A juíza substituta da vara única da comarca de Botelhos, Larissa de Carvalho Santa Rosa, determinou que o Estado de Minas Gerais ofereça tratamento com a adequada medicação recomendada pelos médicos para uma aposentada portadora de osteoporose senil. Ela entrou com pedido de tutela de urgência na Justiça porque não tem condições de adquirir o remédio “Prolia Denosumabe”, não fornecido pelo Sistema Único de Saúde (SUS).

 

Na Justiça, a aposentada argumentou que, por causa da doença, pode sofrer fraturas na coluna vertebral, pelve, ossos longos e costelas, por isso a necessidade do tratamento de urgência.
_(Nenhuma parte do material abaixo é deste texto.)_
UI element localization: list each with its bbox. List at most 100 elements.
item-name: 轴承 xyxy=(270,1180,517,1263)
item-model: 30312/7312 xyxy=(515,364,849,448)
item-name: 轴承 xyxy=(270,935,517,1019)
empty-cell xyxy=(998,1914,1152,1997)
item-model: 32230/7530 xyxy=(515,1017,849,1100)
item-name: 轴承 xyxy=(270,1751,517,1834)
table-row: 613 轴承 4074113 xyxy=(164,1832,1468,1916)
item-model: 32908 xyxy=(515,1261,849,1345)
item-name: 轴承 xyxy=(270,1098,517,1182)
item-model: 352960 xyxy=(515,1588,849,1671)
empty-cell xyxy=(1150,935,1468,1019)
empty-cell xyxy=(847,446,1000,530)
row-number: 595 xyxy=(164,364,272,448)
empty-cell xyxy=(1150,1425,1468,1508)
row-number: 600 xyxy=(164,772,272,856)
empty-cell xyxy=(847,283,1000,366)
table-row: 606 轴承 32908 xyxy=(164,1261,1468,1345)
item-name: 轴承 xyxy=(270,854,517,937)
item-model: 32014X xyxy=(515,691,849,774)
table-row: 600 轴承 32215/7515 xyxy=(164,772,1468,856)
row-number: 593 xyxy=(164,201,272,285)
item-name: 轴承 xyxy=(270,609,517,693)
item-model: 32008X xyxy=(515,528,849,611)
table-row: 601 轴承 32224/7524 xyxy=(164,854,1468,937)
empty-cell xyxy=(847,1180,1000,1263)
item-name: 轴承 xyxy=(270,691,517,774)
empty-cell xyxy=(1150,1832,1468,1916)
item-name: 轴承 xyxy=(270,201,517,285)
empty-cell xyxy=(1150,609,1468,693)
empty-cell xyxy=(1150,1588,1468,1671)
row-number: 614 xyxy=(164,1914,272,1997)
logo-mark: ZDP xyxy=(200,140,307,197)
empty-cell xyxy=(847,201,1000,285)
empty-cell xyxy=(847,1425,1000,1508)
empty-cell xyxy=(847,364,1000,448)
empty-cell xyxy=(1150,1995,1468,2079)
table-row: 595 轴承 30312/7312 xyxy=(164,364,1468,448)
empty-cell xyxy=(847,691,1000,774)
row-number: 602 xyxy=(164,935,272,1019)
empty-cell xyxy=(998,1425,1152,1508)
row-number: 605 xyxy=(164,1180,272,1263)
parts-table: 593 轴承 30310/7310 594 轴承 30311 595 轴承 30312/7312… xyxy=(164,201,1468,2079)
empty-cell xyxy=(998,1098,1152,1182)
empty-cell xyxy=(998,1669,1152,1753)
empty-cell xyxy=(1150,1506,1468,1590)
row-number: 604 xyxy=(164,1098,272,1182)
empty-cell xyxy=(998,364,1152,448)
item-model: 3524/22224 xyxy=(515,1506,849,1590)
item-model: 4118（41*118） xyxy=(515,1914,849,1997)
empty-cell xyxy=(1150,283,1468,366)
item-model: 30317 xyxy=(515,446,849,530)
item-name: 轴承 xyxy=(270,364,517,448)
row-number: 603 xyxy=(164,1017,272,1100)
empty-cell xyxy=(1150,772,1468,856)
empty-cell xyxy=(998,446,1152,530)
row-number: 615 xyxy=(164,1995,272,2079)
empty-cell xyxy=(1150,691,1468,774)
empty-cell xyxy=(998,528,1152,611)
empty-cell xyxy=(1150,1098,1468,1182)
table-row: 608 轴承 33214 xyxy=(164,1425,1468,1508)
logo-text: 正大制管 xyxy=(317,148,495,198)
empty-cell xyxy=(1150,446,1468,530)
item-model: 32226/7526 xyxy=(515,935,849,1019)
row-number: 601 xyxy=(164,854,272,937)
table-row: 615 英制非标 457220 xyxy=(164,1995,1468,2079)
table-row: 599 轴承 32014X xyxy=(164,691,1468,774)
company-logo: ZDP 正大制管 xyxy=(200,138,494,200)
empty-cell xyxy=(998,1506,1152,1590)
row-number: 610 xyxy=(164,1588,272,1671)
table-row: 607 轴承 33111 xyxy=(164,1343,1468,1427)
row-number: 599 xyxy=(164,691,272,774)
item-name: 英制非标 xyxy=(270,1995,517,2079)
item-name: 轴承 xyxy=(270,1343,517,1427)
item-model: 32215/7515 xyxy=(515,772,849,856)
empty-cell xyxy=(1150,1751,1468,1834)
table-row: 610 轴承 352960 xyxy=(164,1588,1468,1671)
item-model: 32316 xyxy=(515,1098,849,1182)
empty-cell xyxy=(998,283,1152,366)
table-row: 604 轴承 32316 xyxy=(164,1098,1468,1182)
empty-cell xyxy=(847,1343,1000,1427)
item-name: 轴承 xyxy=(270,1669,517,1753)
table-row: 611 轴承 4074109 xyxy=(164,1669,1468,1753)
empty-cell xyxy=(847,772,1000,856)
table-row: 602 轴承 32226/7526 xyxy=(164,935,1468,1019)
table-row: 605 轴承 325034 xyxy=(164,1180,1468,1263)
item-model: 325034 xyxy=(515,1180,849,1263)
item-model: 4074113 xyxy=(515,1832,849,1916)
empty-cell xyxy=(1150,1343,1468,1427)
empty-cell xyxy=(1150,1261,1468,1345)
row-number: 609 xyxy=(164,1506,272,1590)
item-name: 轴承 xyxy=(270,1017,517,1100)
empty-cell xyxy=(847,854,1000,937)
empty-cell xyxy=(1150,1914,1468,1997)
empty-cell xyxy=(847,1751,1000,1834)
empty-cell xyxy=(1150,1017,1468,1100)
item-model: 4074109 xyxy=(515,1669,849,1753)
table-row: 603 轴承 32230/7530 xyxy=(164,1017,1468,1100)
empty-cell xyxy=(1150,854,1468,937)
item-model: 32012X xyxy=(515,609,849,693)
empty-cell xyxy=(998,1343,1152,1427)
A medicação impede a perda óssea em pacientes com osteoporose submetidos a tratamentos de câncer, tornando os ossos mais fortes e menos suscetíveis a quebra.

 

O Estado de Minas Gerais alegou que o medicamento não é fornecido pelo sistema público de saúde e que possui outros remédios equivalentes com a mesma eficácia no tratamento da osteoporose.

 

A juíza Larissa de Carvalho Santa Rosa ressaltou que é obrigação do Estado assegurar às pessoas sem recursos financeiros o acesso aos meios necessários para a cura, controle ou abrandamento de suas enfermidades.

 

Sobre a alegação de que existe alternativa terapêutica para o tratamento da doença, a magistrada considerou relatório médico anexado ao processo. Segundo o documento, outros medicamentos já tinham sido indicados à aposentada e não deram resultados satisfatórios.